Columbus Day

Today is a holiday in the USA. Most people work right through it, but mail is not delivered, school children are indoctrinated with the myth of Columbus, and here and there, protests are held in honor of "Indigenous People's Day," which doesn't actually exist. Today in Portland was yet another spectacularly beautiful, unseasonably warm autumn day. Shirtsleeve weather. I got a haircut and an ice cream cone and thanks to the book I'm reading, I contemplated colonization in a new way and thought about how our tall city trees dwarf the people and cars beneath them.

"Farmers assume a right to enter the wild, tame it, reshape it, farm it.... Moving on, making progress, wondering if we might prosper there rather than here--these are necessary conditions both for many kinds of individual achievement and for the collective achievement of our social order."
--Hugh Brody in The Other Side of Eden: Hunters, Farmers, and the Shaping of the World.

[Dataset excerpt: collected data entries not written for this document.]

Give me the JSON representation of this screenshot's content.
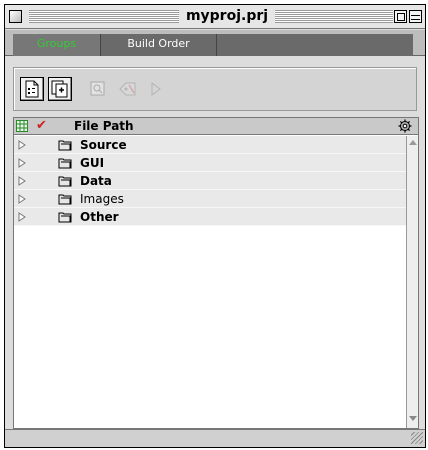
{
  "window": {
    "title": "myproj.prj"
  },
  "tabs": [
    {
      "label": "Groups",
      "active": true
    },
    {
      "label": "Build Order",
      "active": false
    }
  ],
  "toolbar": {
    "buttons": [
      {
        "icon": "new-file-icon",
        "enabled": true
      },
      {
        "icon": "copy-pages-icon",
        "enabled": true
      },
      {
        "icon": "inspect-icon",
        "enabled": false
      },
      {
        "icon": "tag-icon",
        "enabled": false
      },
      {
        "icon": "play-icon",
        "enabled": false
      }
    ]
  },
  "list": {
    "column_header": "File Path",
    "rows": [
      {
        "label": "Source",
        "bold": true
      },
      {
        "label": "GUI",
        "bold": true
      },
      {
        "label": "Data",
        "bold": true
      },
      {
        "label": "Images",
        "bold": false
      },
      {
        "label": "Other",
        "bold": true
      }
    ]
  },
  "colors": {
    "active_tab_text": "#33cc33",
    "check_mark": "#cc2222",
    "row_background": "#e9e9e9"
  }
}
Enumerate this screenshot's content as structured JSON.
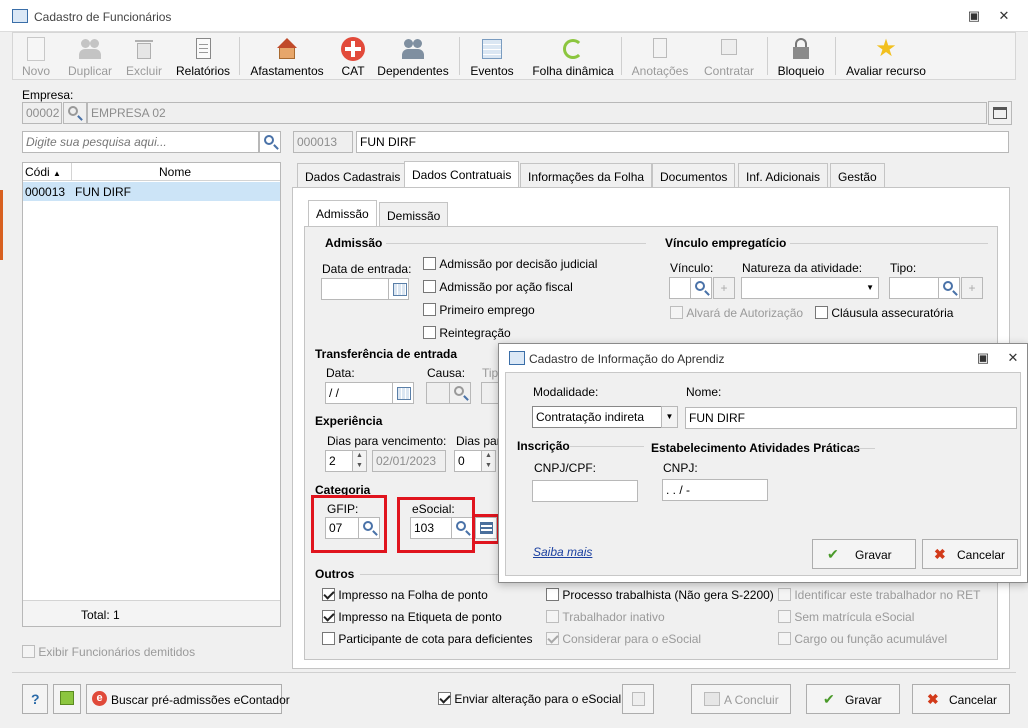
{
  "window": {
    "title": "Cadastro de Funcionários"
  },
  "toolbar": {
    "items": [
      {
        "label": "Novo",
        "enabled": false
      },
      {
        "label": "Duplicar",
        "enabled": false
      },
      {
        "label": "Excluir",
        "enabled": false
      },
      {
        "label": "Relatórios",
        "enabled": true
      },
      {
        "label": "Afastamentos",
        "enabled": true
      },
      {
        "label": "CAT",
        "enabled": true
      },
      {
        "label": "Dependentes",
        "enabled": true
      },
      {
        "label": "Eventos",
        "enabled": true
      },
      {
        "label": "Folha dinâmica",
        "enabled": true
      },
      {
        "label": "Anotações",
        "enabled": false
      },
      {
        "label": "Contratar",
        "enabled": false
      },
      {
        "label": "Bloqueio",
        "enabled": true
      },
      {
        "label": "Avaliar recurso",
        "enabled": true
      }
    ]
  },
  "company": {
    "label": "Empresa:",
    "code": "00002",
    "name": "EMPRESA 02"
  },
  "search": {
    "placeholder": "Digite sua pesquisa aqui..."
  },
  "employee": {
    "code": "000013",
    "name": "FUN DIRF"
  },
  "grid": {
    "col_code": "Códi",
    "col_name": "Nome",
    "rows": [
      {
        "code": "000013",
        "name": "FUN DIRF"
      }
    ],
    "total": "Total: 1"
  },
  "show_dismissed": "Exibir Funcionários demitidos",
  "tabs": [
    "Dados Cadastrais",
    "Dados Contratuais",
    "Informações da Folha",
    "Documentos",
    "Inf. Adicionais",
    "Gestão"
  ],
  "subtabs": [
    "Admissão",
    "Demissão"
  ],
  "admissao": {
    "section": "Admissão",
    "date_label": "Data de entrada:",
    "checks": [
      "Admissão por decisão judicial",
      "Admissão por ação fiscal",
      "Primeiro emprego",
      "Reintegração"
    ]
  },
  "vinculo": {
    "section": "Vínculo empregatício",
    "vinculo_label": "Vínculo:",
    "natureza_label": "Natureza da atividade:",
    "tipo_label": "Tipo:",
    "alvara": "Alvará de Autorização",
    "clausula": "Cláusula assecuratória"
  },
  "transferencia": {
    "section": "Transferência de entrada",
    "data_label": "Data:",
    "data_value": " /  /",
    "causa_label": "Causa:",
    "tipo_label": "Tip"
  },
  "experiencia": {
    "section": "Experiência",
    "dias_label": "Dias para vencimento:",
    "dias_value": "2",
    "date_value": "02/01/2023",
    "dias2_label": "Dias par",
    "dias2_value": "0"
  },
  "categoria": {
    "section": "Categoria",
    "gfip_label": "GFIP:",
    "gfip_value": "07",
    "esocial_label": "eSocial:",
    "esocial_value": "103"
  },
  "outros": {
    "section": "Outros",
    "col1": [
      {
        "label": "Impresso na Folha de ponto",
        "checked": true
      },
      {
        "label": "Impresso na Etiqueta de ponto",
        "checked": true
      },
      {
        "label": "Participante de cota para deficientes",
        "checked": false
      }
    ],
    "col2": [
      {
        "label": "Processo trabalhista (Não gera S-2200)",
        "checked": false,
        "enabled": true
      },
      {
        "label": "Trabalhador inativo",
        "checked": false,
        "enabled": false
      },
      {
        "label": "Considerar para o eSocial",
        "checked": true,
        "enabled": false
      }
    ],
    "col3": [
      {
        "label": "Identificar este trabalhador no RET"
      },
      {
        "label": "Sem matrícula eSocial"
      },
      {
        "label": "Cargo ou função acumulável"
      }
    ]
  },
  "dialog": {
    "title": "Cadastro de Informação do Aprendiz",
    "modalidade_label": "Modalidade:",
    "modalidade_value": "Contratação indireta",
    "nome_label": "Nome:",
    "nome_value": "FUN DIRF",
    "inscricao": "Inscrição",
    "estab": "Estabelecimento Atividades Práticas",
    "cnpjcpf_label": "CNPJ/CPF:",
    "cnpj_label": "CNPJ:",
    "cnpj_value": " .  .  /   -",
    "saiba": "Saiba mais",
    "gravar": "Gravar",
    "cancelar": "Cancelar"
  },
  "bottom": {
    "buscar": "Buscar pré-admissões eContador",
    "enviar": "Enviar alteração para o eSocial",
    "concluir": "A Concluir",
    "gravar": "Gravar",
    "cancelar": "Cancelar",
    "help": "?"
  }
}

In this very fine book recommended by Spitzimixi (if you have time, read her text in that link, which talks about the same book), Brody exposes how violent agrarian people have been as they have colonized the planet to tame it and arrange it for their own uses. Brody talks about how much damage farmers, and their heroes like Christopher Columbus (see the real scoop on the horror he brought to the "new" world here ) have done to the respectful ways of life of indigenous hunter-gatherer people, who were less "nomadic" than the farmer-colonizers. Brody did his homework. He lived for many years among Inuit and other northern people. He didn't just visit. He wasn't a tourist. I find it enlightening to follow where he leads and to meet the elders and the sages of the cultures of the North in the pages of this book.